What do you vote when no one is looking?

On June 18th, I gave some thoughts on voting as we were about to go into the voting stage for the Miami Road Racer Competition.

I want to add to those thoughts that I gave in that post by discussing another interesting trend in voting.

Ever wonder what happens when a politician goes behind the ballot box curtain?









(The Governator Casting his Vote)







(The Governator's Wife about to Vote - Who did she support? Her Party or Her Husband?)


Do you ever wonder whether Ronald Reagan voted for the other guy? What about Franklin Roosevelt? Winston Churchill?

When it is "he or I" that is going to win, this notion of "altruism" seems quaint if not unlikely, but what about when there are many competitors, and the scale is not "yes or no" but rather "0-5"? Sound familiar?

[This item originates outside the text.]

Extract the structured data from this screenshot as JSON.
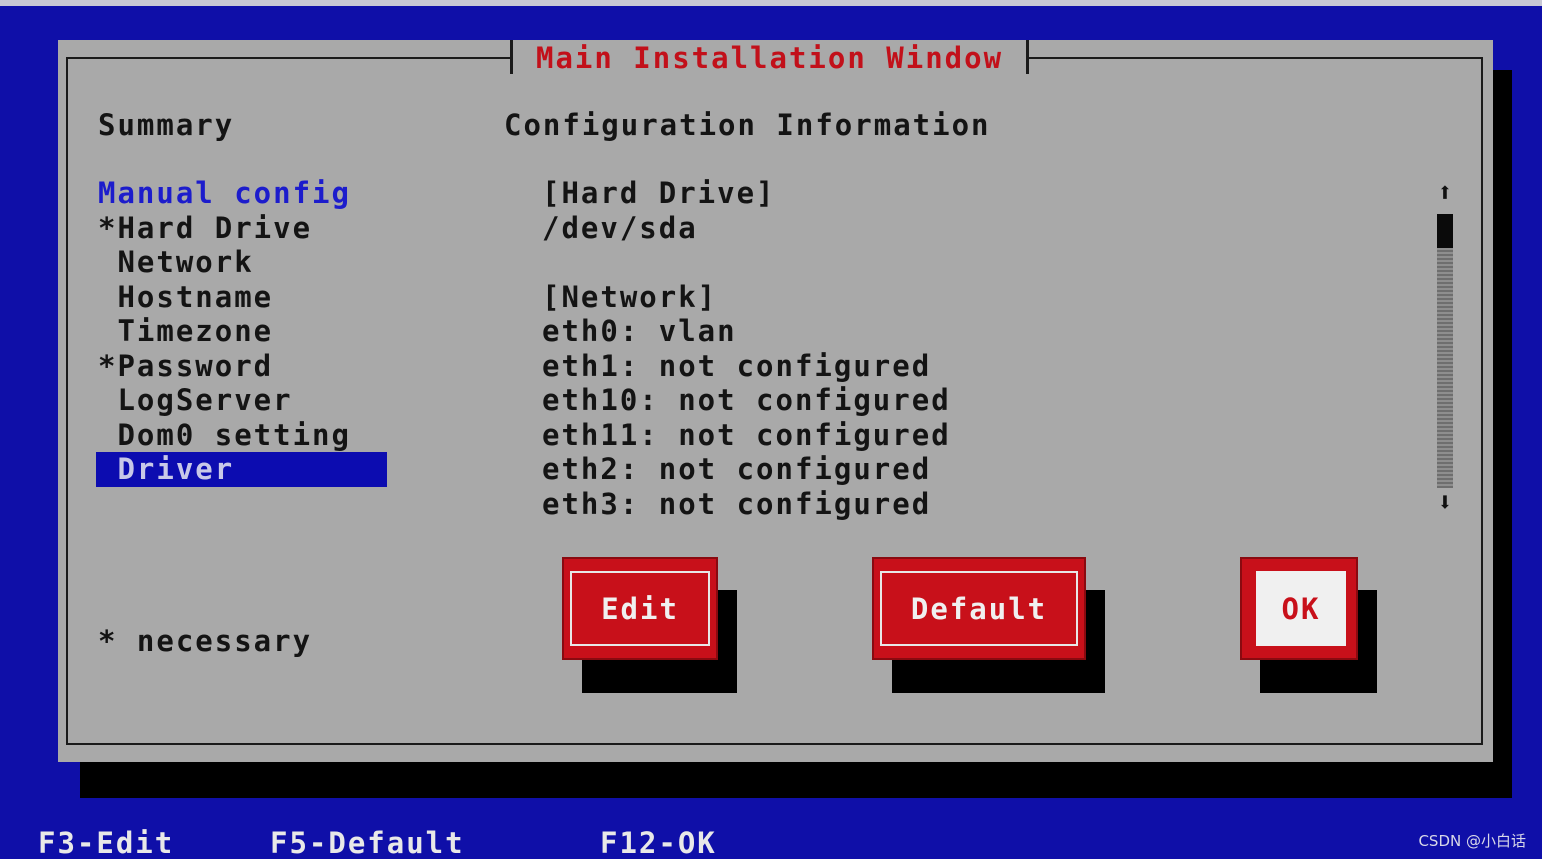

Yes, this is in fact a description of the Local Motors Competition Ballot Box and I want to discuss the behavior that we have begun to observe. Several, NOT ALL, of our competitive designers have entered the fray of a competition.

For this bravura they are all to be congratulated. However, when some cast their first votes for others' designs they put a little tarnish on their objectivity by voting a "5" for their own design and a "0 or 1" for 50 others.

We talk about this alot at the LM HQ. Thinking your design is the best, is perhaps understood, natural, and a likely outcome of sleeping with your own ideas night after night, but disparaging equally all other works when they are clearly distinct is transparent, self serving, and not very honest.

This unfair "disparagement" is even more abstruse when the comments made along with the votes show clear distinction between different projects and often great praise.

So.... not an outright scolding, but a kind reminder to everyone: be faithful in your voting pattern. If you were only to win based on the extra artificial boost you alone gave to your design by putting down all others, is that really a win you would be happy with?

What if instead you voted with your conscience fully intact by judging others on their merits (perhaps even voting other designs above your own), and then - VOILA - you won! Wouldn't that be something to write home about?